The globalization of poverty

Political and economic leaders in the West must acknowledge the full extent of the current crisis, and seek to solve it long term.

The globalization of wealth is in its demise and has made way for a new globalization of poverty.
In every corner of the affluent world the scope of the crisis of the middle classes is becoming apparent, and as the symptoms that this is not a local phenomenon multiply, the dangers become clearer.
After an unprecedented period of economic growth (punctuated by short breaks) the bourgeoisie faces an existential crisis: unemployment among young people, a continually expanding stratum of impoverished pensioners and a loss of hope whether the situation will improve. The last situation is the worst of all.
The middle class, which is the foundation of democracy, is slowly edging toward the abyss of desperation, and when the bourgeoisie reaches such a precipice it tends to opt for alternatives offered by murderous ideologies: nationalism and war.
Young people out of work direct their hormonal energy to destructive avenues, and the elderly support regimes that promise a minimally honorable existence within any framework that guarantees them protection.This is how Nazism and Fascism were born out of the Great Crisis of the last century: without the bourgeoisie’s wind in their sails it is doubtful whether these ideologies would succeed in cementing their rule.
THERE ARE several reasons for this crisis, of which, it now seems, we see only the iceberg’s tip. These include the unrestrained rise in the measure of the wealth of a few, both tycoons and oligarchs, accompanied by the impoverishment of many. This rise was fortified by a media that championed the rich as heroes of culture or society.
This, in turn, was translated into real political power.The link between financial and political capital is characteristic of all Western societies; it is a new phase of liberal democracy.
The gluttony of the rich gave birth to the hunger of the middle classes, and the public advertising of this gluttony turned that hunger into intolerable frustration.
The ceaseless downgrading of governmental regulation gave birth to a form of anarchy, since 21st century capitalism is very far from what Adam Smith envisioned when he coined the principle of the invisible hand.

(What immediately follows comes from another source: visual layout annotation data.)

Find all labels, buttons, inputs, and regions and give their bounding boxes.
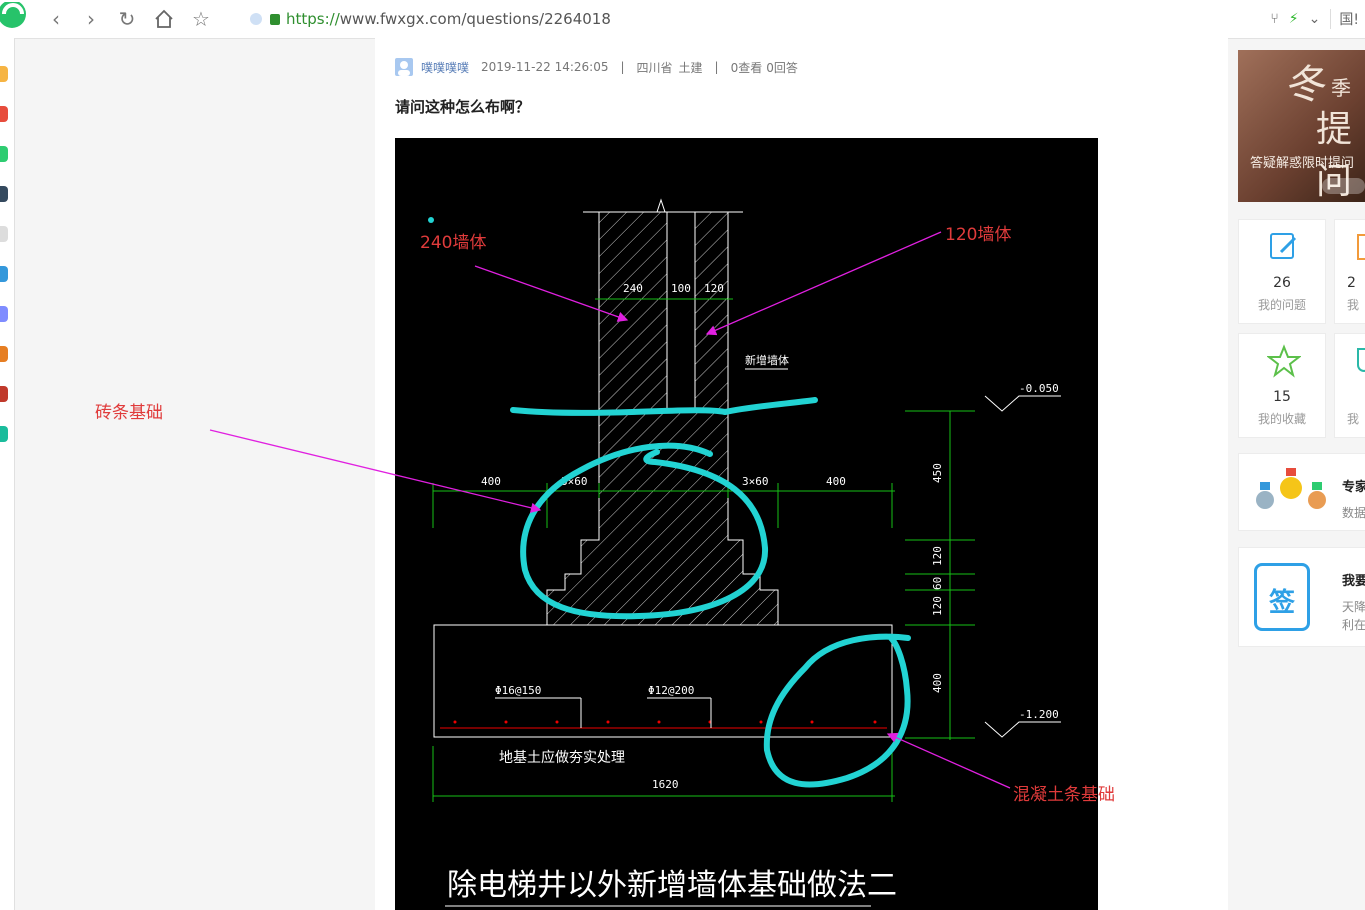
banner-subtitle: 答疑解惑限时提问 xyxy=(1250,156,1355,171)
toolbar-right-text[interactable]: 国! xyxy=(1330,9,1359,29)
favorites-count: 15 xyxy=(1273,389,1291,405)
forward-arrow-icon[interactable]: › xyxy=(80,7,102,31)
elevation-top: -0.050 xyxy=(1019,382,1059,395)
chevron-down-icon[interactable]: ⌄ xyxy=(1309,11,1321,27)
sidebar-app-icon[interactable] xyxy=(0,146,8,162)
my-favorites-card[interactable]: 15 我的收藏 xyxy=(1238,333,1326,438)
wall-hatch xyxy=(598,211,729,413)
dim-60: 60 xyxy=(931,577,944,590)
my-questions-card[interactable]: 26 我的问题 xyxy=(1238,219,1326,324)
avatar[interactable] xyxy=(395,58,413,76)
sidebar-app-icon[interactable] xyxy=(0,386,8,402)
answer-count: 0回答 xyxy=(766,60,798,75)
doc-icon xyxy=(1357,234,1365,260)
rebar-label-2: Φ12@200 xyxy=(648,684,694,697)
dim-240: 240 xyxy=(623,282,643,295)
lock-icon xyxy=(270,13,280,25)
questions-count: 26 xyxy=(1273,275,1291,291)
expert-card[interactable]: 专家 数据 xyxy=(1238,453,1365,531)
url-path: www.fwxgx.com/questions/2264018 xyxy=(339,10,611,28)
dim-120: 120 xyxy=(704,282,724,295)
left-sidebar xyxy=(0,38,15,910)
concrete-foundation xyxy=(433,624,893,738)
security-shield-icon xyxy=(250,13,262,25)
calendar-sign-icon: 签 xyxy=(1254,563,1310,631)
signin-sub-2: 利在 xyxy=(1342,618,1365,632)
view-count: 0查看 xyxy=(730,60,763,75)
cad-drawing-svg: 240 100 120 400 3×60 3×60 400 1620 -0.05… xyxy=(420,198,1061,907)
question-title: 请问这种怎么布啊？ xyxy=(395,98,531,116)
browser-logo-icon xyxy=(0,2,34,30)
label-240-wall: 240墙体 xyxy=(420,233,486,253)
sidebar-app-icon[interactable] xyxy=(0,226,8,242)
rebar-dots xyxy=(453,720,877,724)
location-tag: 四川省 xyxy=(636,60,673,75)
separator: | xyxy=(714,60,719,74)
follow-label: 我 xyxy=(1347,412,1360,426)
favorites-label: 我的收藏 xyxy=(1257,412,1306,426)
label-brick-foundation: 砖条基础 xyxy=(95,403,163,423)
answers-label: 我 xyxy=(1347,298,1360,312)
sidebar-app-icon[interactable] xyxy=(0,186,8,202)
sign-char: 签 xyxy=(1268,588,1295,618)
dim-400-left: 400 xyxy=(481,475,501,488)
banner-pager-icon[interactable] xyxy=(1322,178,1365,194)
signin-card[interactable]: 签 我要 天降 利在 xyxy=(1238,547,1365,647)
star-icon xyxy=(1267,344,1301,378)
shield-icon xyxy=(1357,348,1365,372)
browser-toolbar: ‹ › ↻ ☆ https://www.fwxgx.com/questions/… xyxy=(0,0,1365,39)
sidebar-app-icon[interactable] xyxy=(0,266,8,282)
dim-400-right: 400 xyxy=(826,475,846,488)
promo-banner[interactable]: 冬 季 提问 答疑解惑限时提问 xyxy=(1238,50,1365,202)
signin-sub-1: 天降 xyxy=(1342,600,1365,614)
toolbar-right: ⑂ ⚡ ⌄ 国! xyxy=(1270,0,1365,38)
dim-3x60-right: 3×60 xyxy=(742,475,769,488)
share-icon[interactable]: ⑂ xyxy=(1270,11,1278,27)
expert-title: 专家 xyxy=(1342,480,1365,495)
category-tag: 土建 xyxy=(678,60,703,75)
elevation-markers xyxy=(495,368,1061,738)
dim-120a: 120 xyxy=(931,546,944,566)
signin-title: 我要 xyxy=(1342,574,1365,589)
new-wall-label: 新增墙体 xyxy=(745,353,789,367)
sidebar-app-icon[interactable] xyxy=(0,66,8,82)
answers-count: 2 xyxy=(1347,275,1356,291)
star-bookmark-icon[interactable]: ☆ xyxy=(190,7,212,31)
dim-100: 100 xyxy=(671,282,691,295)
questions-label: 我的问题 xyxy=(1257,298,1306,312)
medals-icon xyxy=(1256,468,1326,509)
drawing-caption: 除电梯井以外新增墙体基础做法二 xyxy=(447,868,897,903)
refresh-icon[interactable]: ↻ xyxy=(116,7,138,31)
post-datetime: 2019-11-22 14:26:05 xyxy=(481,60,609,74)
question-content: 噗噗噗噗 2019-11-22 14:26:05 | 四川省 土建 | 0查看 … xyxy=(375,38,1228,910)
sidebar-app-icon[interactable] xyxy=(0,106,8,122)
edit-icon xyxy=(1270,233,1297,259)
expert-subtitle: 数据 xyxy=(1342,506,1365,520)
sidebar-app-icon[interactable] xyxy=(0,426,8,442)
dim-1620: 1620 xyxy=(652,778,679,791)
dim-450: 450 xyxy=(931,463,944,483)
elevation-bottom: -1.200 xyxy=(1019,708,1059,721)
dim-120b: 120 xyxy=(931,596,944,616)
lightning-icon[interactable]: ⚡ xyxy=(1289,11,1299,27)
rebar-label-1: Φ16@150 xyxy=(495,684,541,697)
home-icon[interactable] xyxy=(153,8,175,30)
soil-note: 地基土应做夯实处理 xyxy=(499,749,625,766)
dim-400-vertical: 400 xyxy=(931,673,944,693)
my-answers-card[interactable]: 2 我 xyxy=(1334,219,1365,324)
separator: | xyxy=(620,60,625,74)
cad-drawing-image: 240 100 120 400 3×60 3×60 400 1620 -0.05… xyxy=(395,138,1098,910)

One does not need to be a socialist in order to realize that a certain degree of interference in the market is essential. A capitalist market that was once the size of a graceful frigate is now an aircraft carrier, a global behemoth that cannot run itself without the intervention of a government, or even a cooperation of several governments.
The collapse of one economy will lead to the collapse of others, and no bank can go bankrupt without damaging its immediate environment as well as sending dangerous ripples farther away.Globalization, born as an apotheosis of capitalism, forces upon us a new type of socialism. This is just another of history’s many ironies.
A third reason, equally important, is to be found in the destructive materialism of Western society: Since the great crisis of faith in the 18th century and the attempt to adopt progress as a new (albeit short-lived) ideal, the West did not find a system of values that would somehow counterbalance the yearning for material wealth.
Like society at the twilight of the Roman Empire, Western society is today in a dangerous limbo, when the old religion and its values are dead, but there is still no satisfactory substitute. This is why the challenge of fundamentalist Islam is so great: Islamism champions a system of spiritual values (in its view), which the West does not know how to counter.
The economic strife of the middle class becomes more poignant in this vacuum. Out of this void some unwanted solution may suddenly seem more palatable.
Political and economic leaders in the West must acknowledge the full extent of the current crisis, and seek to solve it not only in the short term but realize its possible ramifications in the long term as well.
The writer is a poet and historian.
His seventeenth book, Fleece of Dew, was published this year.